Sunday, December 19, 2010

(NEW ZIMBABWE) Zimbabwe could bar Western investors over sanctions

Zimbabwe could bar Western investors over sanctions
by Cris Chinaka
18/12/2010 00:00:00

PRESIDENT Robert Mugabe on Saturday threatened to act against companies from Western countries that have imposed sanctions on his party over suspected election fraud and rights abuses.

The 86-year-old leader repeated threats to nationalise foreign firms, threatening to retaliate against firms such as Rio Tinto and Anglo American, which operate in Zimbabwe.

"We ask them, think again, think now. Is it sanctions or no sanctions. We will be very, very strict to the extent of refusing investment from those countries (that have imposed sanctions)," Mugabe told ZANU-PF supporters at the end of the party's annual conference.

"If you have companies here, organisations here, we will work against them also."

He told reporters after the conference that the companies "have to get their mother countries to remove sanctions or there will be sanctions against them".

Anglo American and Rio Tinto together with financial services firms Barclays Plc and Standard Chartered and food group Nestle are some of the large foreign-owned companies with investments in Zimbabwe.

The government early this year published rules forcing foreign-owned companies worth over $500,000 to sell at least 51 percent of their shares to local blacks.

"Why should Anglo American continue to take our gold out? Why should Rio Tinto continue to take our gold out? If the sanctions remain and continue, those processes will have to stop," Mugabe said.

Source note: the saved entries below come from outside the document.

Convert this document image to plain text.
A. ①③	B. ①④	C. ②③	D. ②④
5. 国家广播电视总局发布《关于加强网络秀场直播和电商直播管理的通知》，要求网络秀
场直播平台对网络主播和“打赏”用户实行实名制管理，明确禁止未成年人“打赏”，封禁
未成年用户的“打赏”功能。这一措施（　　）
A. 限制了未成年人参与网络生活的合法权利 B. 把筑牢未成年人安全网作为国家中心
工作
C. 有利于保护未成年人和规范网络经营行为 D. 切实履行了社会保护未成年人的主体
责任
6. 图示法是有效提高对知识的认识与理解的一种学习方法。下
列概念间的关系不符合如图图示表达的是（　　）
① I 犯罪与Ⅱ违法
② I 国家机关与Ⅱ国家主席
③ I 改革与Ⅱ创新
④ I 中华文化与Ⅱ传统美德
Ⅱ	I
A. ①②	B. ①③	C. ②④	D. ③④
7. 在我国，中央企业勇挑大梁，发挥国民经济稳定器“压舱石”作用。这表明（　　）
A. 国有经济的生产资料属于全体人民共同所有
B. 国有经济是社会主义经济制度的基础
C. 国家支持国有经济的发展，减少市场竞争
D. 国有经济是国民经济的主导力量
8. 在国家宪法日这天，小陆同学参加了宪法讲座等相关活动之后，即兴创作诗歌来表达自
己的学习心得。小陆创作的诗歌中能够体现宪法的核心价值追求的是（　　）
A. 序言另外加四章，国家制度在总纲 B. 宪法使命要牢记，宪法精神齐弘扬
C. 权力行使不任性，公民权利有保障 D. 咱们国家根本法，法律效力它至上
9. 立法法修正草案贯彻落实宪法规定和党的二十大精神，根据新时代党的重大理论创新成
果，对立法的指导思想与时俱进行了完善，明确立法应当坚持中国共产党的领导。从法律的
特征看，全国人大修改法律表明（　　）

"Don't expect your banks here will remain what they are. We are not fools."


Anglo American has in the past ten years sold its mines and sugar estates in Zimbabwe but Anglo Platinum is developing a platinum mine in central Zimbabwe while Rio Tinto owns a diamond mine in the south-west of the country.

Analysts say the empowerment rules have created uncertainty and deterred the billions of dollars of foreign investment required to rebuild the economy after a decade of mismanagement under Mugabe's ZANU-PF administration.

The veteran leader says the country has suffered from sanctions imposed by the European Union, United States and Australia and says this is punishment for seizing white-owned farms for landless blacks.